And Johnson considered himself lucky to be the one holding the trophy at the end.
"Man, it's like playing the lottery; everybody's got a ticket," he said. "I've struck out a lot at these tracks, left with torn-up race cars. Today we had a clean day."
Mark Martin was third in a Michael Waltrip Racing Toyota. Keselowski, who overcame two accidents earlier in the race, wound up fourth in Penske Racing's new Ford. Ryan Newman was fifth in a Chevy for Stewart-Haas Racing and was followed by Roush-Fenway Racing's Greg Biffle, who was second on the last lap but was shuffled back with Patrick to finish sixth.
Regan Smith was seventh for Phoenix Racing, while Patrick, Michael McDowell and JJ Yeley rounded out the top 10.
Patrick was clearly disappointed with her finish. When the race was on the line, she was schooled by Earnhardt, who made his last move and blocked any chance she had.
Still, Patrick became the first woman in history to lead laps in the 500 when she passed Michael Waltrip on a restart on Lap 90. She stayed on the point for two laps, then was shuffled back to third. She ended up leading five laps, another groundbreaking moment for Patrick, who as a rookie in 2005 became the first woman to lead the Indianapolis 500 and now is the 13th driver to lead laps in both the Daytona 500 and the Indy 500.
"Dale did a nice job and showed what happens when you plan it out, you drop back and get that momentum. You are able to go to the front," Patrick said. "I think he taught me something. I'm sure I'll watch the race and there will be other scenarios I see that can teach me, too."

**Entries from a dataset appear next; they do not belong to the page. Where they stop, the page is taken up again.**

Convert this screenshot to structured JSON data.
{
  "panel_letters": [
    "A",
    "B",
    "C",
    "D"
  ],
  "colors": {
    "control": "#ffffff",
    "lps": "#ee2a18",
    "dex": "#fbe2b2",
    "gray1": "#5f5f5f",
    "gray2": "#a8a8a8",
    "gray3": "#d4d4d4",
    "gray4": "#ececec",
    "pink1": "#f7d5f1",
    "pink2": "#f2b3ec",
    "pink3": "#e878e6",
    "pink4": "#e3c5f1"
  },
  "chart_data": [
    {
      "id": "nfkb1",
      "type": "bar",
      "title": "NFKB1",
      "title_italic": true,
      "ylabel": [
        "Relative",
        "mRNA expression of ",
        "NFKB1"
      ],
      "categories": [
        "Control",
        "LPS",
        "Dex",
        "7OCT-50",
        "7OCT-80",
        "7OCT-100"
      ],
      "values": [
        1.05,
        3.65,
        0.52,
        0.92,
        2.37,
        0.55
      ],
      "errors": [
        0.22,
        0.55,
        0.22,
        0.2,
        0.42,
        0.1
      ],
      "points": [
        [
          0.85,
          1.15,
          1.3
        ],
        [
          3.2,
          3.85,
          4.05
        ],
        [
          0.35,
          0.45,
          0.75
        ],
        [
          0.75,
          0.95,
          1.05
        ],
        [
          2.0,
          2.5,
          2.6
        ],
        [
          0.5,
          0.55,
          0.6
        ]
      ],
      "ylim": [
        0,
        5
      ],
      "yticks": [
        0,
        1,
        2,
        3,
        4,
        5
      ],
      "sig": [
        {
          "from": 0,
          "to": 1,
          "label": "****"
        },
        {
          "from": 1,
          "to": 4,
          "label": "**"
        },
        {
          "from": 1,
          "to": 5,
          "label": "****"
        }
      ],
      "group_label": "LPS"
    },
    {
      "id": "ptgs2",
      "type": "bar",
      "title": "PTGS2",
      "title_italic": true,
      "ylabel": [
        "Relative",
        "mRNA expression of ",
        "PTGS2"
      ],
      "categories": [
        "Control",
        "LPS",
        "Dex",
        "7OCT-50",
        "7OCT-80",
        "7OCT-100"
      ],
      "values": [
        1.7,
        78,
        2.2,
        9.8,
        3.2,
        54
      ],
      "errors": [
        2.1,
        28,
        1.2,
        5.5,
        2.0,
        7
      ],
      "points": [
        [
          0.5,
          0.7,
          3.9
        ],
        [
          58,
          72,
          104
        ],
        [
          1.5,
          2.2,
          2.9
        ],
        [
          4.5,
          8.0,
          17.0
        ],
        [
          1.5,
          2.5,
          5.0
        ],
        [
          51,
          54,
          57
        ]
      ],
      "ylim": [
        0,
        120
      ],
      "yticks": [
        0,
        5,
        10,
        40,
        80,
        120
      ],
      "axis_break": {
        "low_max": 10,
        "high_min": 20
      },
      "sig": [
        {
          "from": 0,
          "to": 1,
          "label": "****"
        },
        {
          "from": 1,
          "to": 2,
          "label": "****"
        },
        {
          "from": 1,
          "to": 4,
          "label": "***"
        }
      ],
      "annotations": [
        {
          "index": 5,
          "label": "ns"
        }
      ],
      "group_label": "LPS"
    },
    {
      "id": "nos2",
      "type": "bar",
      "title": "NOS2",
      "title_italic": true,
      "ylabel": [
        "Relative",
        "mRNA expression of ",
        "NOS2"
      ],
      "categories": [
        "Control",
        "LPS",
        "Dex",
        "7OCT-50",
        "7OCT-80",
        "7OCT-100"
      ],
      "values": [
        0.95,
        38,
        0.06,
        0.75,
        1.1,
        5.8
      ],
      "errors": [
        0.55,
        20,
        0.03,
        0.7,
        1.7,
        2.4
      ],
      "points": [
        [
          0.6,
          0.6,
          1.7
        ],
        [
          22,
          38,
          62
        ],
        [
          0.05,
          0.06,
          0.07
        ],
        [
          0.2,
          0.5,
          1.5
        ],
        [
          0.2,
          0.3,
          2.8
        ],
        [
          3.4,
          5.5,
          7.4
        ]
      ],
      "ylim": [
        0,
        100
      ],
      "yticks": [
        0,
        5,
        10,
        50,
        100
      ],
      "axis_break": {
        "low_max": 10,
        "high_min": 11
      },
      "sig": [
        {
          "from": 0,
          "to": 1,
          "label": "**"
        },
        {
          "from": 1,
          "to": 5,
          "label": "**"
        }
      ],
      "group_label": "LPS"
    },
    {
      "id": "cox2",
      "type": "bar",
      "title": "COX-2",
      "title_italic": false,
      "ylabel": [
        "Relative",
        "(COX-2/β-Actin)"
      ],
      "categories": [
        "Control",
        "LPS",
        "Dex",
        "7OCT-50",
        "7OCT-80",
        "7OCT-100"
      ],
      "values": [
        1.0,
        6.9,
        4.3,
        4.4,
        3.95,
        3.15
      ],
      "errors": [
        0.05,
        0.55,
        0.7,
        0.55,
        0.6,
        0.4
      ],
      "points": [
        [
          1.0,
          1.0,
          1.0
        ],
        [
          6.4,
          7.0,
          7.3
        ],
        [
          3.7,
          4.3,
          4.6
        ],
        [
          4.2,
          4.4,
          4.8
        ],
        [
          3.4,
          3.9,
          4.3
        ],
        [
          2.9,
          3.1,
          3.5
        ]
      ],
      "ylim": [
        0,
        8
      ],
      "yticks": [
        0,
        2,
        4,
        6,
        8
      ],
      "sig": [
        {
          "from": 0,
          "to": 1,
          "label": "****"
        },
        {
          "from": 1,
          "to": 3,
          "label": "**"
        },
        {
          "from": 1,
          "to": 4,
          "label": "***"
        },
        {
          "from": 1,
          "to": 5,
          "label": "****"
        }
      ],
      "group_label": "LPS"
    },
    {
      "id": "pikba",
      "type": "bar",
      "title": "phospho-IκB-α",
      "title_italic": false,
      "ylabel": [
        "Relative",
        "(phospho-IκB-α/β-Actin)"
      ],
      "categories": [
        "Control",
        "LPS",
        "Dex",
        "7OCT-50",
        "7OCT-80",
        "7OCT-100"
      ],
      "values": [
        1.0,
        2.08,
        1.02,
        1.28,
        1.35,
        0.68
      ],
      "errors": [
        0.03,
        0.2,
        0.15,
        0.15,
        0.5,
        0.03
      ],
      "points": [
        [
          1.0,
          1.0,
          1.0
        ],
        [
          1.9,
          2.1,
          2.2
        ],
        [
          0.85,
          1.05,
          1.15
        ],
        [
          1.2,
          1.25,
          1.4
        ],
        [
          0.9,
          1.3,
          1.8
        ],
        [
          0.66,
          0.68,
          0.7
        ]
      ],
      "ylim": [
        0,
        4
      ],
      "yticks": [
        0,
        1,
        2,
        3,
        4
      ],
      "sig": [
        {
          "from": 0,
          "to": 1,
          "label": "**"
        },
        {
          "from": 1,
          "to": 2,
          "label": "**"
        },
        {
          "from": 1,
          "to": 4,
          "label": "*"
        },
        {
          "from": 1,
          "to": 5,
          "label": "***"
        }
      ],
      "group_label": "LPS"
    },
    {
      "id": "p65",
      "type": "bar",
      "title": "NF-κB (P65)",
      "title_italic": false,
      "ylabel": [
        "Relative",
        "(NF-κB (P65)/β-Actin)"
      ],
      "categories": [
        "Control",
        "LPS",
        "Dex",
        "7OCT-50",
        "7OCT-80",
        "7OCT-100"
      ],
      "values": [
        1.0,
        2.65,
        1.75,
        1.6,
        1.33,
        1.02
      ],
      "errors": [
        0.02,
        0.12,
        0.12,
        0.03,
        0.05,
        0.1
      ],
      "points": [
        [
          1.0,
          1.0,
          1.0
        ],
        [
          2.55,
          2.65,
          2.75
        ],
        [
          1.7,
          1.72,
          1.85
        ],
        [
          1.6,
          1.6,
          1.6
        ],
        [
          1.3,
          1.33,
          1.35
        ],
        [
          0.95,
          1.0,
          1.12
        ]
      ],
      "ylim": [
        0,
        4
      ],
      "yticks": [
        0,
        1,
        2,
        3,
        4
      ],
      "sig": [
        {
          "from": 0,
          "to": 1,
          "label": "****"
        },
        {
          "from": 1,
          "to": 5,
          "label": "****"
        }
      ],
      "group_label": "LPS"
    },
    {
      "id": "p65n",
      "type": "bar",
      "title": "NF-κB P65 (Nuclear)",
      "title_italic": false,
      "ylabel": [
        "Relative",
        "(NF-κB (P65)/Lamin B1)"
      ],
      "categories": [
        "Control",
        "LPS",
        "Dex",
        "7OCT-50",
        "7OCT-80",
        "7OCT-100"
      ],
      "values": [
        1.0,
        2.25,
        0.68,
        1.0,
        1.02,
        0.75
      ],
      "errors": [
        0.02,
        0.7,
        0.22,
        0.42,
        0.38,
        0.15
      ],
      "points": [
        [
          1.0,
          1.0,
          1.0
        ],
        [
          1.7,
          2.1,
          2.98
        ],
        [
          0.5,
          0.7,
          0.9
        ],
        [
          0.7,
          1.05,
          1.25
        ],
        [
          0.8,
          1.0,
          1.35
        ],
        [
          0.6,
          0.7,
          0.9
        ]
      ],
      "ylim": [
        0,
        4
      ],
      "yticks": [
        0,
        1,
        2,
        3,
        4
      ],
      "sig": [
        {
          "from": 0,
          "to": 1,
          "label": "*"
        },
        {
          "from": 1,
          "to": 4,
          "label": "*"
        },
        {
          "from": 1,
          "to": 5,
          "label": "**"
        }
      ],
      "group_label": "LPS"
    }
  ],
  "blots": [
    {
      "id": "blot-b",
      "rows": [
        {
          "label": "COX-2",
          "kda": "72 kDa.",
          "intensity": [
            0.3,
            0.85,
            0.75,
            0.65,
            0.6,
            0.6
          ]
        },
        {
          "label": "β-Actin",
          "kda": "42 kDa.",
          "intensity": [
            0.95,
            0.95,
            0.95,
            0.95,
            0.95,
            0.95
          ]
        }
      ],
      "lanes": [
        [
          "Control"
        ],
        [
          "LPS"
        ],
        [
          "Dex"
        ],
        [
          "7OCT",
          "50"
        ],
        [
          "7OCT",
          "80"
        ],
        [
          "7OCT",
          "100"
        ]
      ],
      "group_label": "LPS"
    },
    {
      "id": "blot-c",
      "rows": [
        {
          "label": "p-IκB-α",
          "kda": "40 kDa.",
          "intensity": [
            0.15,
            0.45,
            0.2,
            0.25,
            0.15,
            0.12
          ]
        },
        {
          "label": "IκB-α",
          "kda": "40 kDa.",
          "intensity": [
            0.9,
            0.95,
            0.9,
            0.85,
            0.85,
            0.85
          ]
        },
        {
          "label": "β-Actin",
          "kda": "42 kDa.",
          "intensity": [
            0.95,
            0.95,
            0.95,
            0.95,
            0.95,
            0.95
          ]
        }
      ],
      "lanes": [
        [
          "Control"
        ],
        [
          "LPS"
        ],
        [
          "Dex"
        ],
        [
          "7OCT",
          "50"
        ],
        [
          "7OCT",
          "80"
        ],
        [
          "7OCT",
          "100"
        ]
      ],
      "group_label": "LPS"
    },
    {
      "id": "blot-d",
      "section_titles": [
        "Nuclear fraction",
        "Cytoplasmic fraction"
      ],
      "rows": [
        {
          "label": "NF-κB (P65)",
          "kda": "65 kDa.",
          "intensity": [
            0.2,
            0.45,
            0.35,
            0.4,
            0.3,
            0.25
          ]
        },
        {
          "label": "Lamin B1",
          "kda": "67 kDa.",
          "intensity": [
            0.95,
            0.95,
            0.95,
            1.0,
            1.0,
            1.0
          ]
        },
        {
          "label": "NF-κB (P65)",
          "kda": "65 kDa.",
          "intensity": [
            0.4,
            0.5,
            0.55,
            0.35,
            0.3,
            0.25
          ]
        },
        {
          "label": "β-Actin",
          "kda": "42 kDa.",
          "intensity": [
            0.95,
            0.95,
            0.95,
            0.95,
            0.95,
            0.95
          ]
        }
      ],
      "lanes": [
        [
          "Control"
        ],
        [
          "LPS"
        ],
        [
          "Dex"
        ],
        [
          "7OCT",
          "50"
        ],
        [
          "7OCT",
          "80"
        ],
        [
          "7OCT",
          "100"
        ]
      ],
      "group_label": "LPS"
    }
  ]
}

Earnhardt was impressed, nonetheless.
"She's going to make a lot of history all year long. It's going to be a lot of fun to watch her progress," he said. "Every time I've seen her in a pretty hectic situation, she always really remained calm. She's got a great level head. She's a racer. She knows what's coming. She's smart about her decisions. She knew what to do today as far as track position and not taking risks. I enjoy racing with her."
Johnson, one of three heavyweight drivers who took their young daughters to meet Patrick — "the girl in the bright green car" — after she won the pole in qualifications, tipped his cap, too.
"I didn't think about it being Danica in the car," Johnson said. "It was just another car on the track that was fast. That's a credit to her and the job she's doing."
The field was weakened by an early nine-car accident that knocked out race favorite Kevin Harvick and sentimental favorite Tony Stewart.
Harvick had won two support races coming into the 500 to cement himself as the driver to beat, but the accident sent him home with a 42nd place finish.
Stewart, meanwhile, dropped to 0-for-15 in one of the few races the three-time NASCAR champion has never won.
"If I didn't tell you I was heartbroken and disappointed, I'd be lying to you," Stewart said.
That accident also took former winner Jamie McMurray, his Chip Ganassi Racing teammate Juan Pablo Montoya, and Kasey Kahne out of contention.
The next accident — involving nine cars — came 105 laps later and brought a thankful end to Speedweeks for Carl Edwards. He was caught in his fifth accident since testing last month, and this wreck collected six other Ford drivers.
The field suddenly had six Toyota drivers at the front as Joe Gibbs Racing and Michael Waltrip Racing drivers took control of the race. But JGR's day blew up — literally — when the team was running 1-2-3 with Matt Kenseth, Denny Hamlin and Kyle Busch setting the pace.
Kenseth, who led a race-high 86 laps, went to pit road first with an engine problem, and Busch was right behind him with a blown engine. Busch was already in street clothes watching as Hamlin led the field.
"It's a little devastating when you are running 1-2-3 like that," Busch said.
Hamlin's shot disappeared when he found himself in the wrong lane on the final restart. He tried to hook up with Keselowski to get them back to Johnson, but blamed former teammate Joey Logano for ruining the momentum of the bottom lane.